What other kind of work the horses could do is a problem, for they are more at home among clanking street cars, rumbling trucks, busy automobile traffic and hurrying crowds than in a field of green grass.

The intelligence and devotion of the horses have been a source of never ending wonder to downtown crowds. When an officer dismounted to make an arrest or do some other bit of routine police work the horse would stand quietly at the curb. In the years they have been on the streets only one black mark has been written against the six.

One horse bit a boy, according to a complaint now before the courts.

Bud, 14, oldest horse of the six, once gave an example of devotion to duty. Williams, the rider, was riding west on Wisconsin av. at noon and the horse was headed for his noonday oats. At the Plankinton building there was a cry about a pickpocket and Williams hurried into the building. He came back to the curb half an hour later, expecting that the horse had followed tht routine lunch time trip, but there stood Bud, patiently waiting.

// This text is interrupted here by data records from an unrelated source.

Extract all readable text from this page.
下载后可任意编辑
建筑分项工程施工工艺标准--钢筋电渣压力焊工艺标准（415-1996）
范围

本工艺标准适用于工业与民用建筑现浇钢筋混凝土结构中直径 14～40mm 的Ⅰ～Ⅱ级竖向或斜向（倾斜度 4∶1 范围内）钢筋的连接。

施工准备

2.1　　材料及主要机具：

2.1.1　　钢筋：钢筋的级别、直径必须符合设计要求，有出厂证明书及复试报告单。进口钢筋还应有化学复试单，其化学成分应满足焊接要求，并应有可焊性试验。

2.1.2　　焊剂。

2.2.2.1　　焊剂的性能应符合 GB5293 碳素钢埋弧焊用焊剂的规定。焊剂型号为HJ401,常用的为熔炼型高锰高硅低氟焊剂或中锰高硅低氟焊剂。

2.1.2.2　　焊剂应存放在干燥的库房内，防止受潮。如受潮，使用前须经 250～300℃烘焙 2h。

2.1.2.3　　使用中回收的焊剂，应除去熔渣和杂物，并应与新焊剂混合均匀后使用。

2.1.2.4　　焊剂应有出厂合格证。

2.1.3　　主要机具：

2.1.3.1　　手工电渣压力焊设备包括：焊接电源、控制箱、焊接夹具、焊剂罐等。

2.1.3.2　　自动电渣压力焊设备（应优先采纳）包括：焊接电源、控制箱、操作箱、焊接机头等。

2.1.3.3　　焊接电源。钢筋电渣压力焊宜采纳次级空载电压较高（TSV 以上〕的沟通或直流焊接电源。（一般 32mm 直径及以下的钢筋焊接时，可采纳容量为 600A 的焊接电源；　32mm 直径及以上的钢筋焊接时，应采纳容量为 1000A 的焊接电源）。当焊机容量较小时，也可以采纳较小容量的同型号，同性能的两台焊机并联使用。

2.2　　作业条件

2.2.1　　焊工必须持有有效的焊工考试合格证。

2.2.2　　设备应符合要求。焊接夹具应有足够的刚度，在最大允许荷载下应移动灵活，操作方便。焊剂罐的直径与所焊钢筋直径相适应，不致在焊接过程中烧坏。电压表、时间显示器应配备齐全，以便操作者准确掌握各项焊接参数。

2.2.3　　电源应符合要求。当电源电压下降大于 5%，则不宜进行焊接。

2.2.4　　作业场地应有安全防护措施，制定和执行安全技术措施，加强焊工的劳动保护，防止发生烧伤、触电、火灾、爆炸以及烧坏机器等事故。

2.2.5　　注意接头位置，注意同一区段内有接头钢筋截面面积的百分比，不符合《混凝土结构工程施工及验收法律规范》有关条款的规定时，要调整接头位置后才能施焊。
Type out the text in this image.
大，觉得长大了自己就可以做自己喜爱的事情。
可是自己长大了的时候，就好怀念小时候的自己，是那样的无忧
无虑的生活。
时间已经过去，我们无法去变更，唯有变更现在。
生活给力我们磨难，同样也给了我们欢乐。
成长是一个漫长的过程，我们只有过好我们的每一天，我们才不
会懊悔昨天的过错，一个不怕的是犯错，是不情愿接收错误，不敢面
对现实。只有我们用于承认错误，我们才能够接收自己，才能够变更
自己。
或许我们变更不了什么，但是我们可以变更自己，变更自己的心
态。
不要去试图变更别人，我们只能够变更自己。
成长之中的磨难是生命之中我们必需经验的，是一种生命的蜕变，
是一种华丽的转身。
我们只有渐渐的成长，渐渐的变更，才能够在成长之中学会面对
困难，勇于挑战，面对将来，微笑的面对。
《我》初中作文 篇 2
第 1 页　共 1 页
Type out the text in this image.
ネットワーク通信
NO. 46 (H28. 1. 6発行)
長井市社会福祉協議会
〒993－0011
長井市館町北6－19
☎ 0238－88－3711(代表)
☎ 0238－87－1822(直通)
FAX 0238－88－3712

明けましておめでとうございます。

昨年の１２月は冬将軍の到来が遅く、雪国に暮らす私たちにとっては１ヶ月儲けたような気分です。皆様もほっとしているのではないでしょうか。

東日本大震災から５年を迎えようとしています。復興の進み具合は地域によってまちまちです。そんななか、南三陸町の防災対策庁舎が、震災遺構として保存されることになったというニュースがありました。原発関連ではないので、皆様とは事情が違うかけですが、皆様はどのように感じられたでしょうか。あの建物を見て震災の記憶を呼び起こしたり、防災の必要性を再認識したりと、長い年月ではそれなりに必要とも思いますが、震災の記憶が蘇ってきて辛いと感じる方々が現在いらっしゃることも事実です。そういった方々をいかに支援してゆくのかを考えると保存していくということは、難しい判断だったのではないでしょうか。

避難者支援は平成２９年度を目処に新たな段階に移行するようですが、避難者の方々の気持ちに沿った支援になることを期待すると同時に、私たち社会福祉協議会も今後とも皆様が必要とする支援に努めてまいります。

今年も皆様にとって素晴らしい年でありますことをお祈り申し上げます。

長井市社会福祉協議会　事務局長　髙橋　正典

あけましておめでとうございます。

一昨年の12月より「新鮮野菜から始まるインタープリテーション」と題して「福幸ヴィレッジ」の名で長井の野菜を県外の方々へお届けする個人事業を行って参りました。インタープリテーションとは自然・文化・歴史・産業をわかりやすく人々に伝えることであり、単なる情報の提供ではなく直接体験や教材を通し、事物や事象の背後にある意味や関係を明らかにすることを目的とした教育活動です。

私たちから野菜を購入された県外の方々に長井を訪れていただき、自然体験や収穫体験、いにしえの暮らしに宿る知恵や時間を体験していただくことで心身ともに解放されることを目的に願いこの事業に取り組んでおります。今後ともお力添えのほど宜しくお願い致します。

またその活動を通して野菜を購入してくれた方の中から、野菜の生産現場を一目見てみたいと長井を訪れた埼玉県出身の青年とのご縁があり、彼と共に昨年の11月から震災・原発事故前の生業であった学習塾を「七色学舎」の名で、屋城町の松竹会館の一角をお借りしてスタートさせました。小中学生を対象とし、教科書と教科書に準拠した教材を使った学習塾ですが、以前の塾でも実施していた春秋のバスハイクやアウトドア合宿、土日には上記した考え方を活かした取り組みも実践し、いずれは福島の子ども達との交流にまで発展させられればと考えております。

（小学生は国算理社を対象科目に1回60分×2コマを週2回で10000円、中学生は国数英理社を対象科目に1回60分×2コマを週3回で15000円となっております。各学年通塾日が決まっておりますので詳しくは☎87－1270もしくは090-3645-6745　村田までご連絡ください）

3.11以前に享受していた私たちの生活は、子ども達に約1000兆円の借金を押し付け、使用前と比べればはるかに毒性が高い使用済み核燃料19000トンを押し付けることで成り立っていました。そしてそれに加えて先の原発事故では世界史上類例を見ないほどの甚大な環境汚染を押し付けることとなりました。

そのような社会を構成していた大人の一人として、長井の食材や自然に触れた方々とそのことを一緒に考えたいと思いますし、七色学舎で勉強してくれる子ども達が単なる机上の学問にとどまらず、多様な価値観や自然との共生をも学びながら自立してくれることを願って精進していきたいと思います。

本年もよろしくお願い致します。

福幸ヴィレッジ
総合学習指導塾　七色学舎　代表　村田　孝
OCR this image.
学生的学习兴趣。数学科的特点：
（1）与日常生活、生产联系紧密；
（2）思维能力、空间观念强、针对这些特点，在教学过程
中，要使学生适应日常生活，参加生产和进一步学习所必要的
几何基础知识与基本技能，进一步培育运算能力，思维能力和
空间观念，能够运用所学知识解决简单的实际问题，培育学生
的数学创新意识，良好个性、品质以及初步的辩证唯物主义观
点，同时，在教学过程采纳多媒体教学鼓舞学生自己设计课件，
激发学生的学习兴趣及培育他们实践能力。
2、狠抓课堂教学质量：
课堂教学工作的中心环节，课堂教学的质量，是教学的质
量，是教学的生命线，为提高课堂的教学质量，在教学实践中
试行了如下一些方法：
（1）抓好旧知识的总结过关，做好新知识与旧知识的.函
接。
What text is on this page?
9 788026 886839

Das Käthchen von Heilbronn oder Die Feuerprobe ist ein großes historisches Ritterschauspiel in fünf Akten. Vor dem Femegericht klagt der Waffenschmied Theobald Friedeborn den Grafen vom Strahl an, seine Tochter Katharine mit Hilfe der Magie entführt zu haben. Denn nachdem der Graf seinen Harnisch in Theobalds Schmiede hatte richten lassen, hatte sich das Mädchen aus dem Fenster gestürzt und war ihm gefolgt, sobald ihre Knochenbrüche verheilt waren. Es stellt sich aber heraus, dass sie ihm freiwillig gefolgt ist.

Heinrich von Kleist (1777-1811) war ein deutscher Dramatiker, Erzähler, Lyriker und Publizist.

Buster, Huebner’s mount, is a strictly “one-man” horse. He was slow to make friends and stood indifferent as persons stopped to pat him. When an old friend would approach from Commission Row with a tasty carrot or bite of apple his ears quickly stood up in recognition. Buster had a sweet tooth, too. There was a candy factory on bis beat and when he got hungry he would saunter in that direction as a hint to Huebner.

One a Prankster

Tom, an 11-year-old, was the mischievous fellow of the lot. Once he reached over and took a parcel in his mouth from a woman shopper. He lifted his head out of reach and seemed to enjoy teasing the woman. When Fidlin scolded him he gave the package back with hasty meekness.

Jerry was the beggar. If a person approached he would scent a lump of sugar or piece of candy and gently nudge the prospective giver. He frequently lifted his front foot as if to shake hands.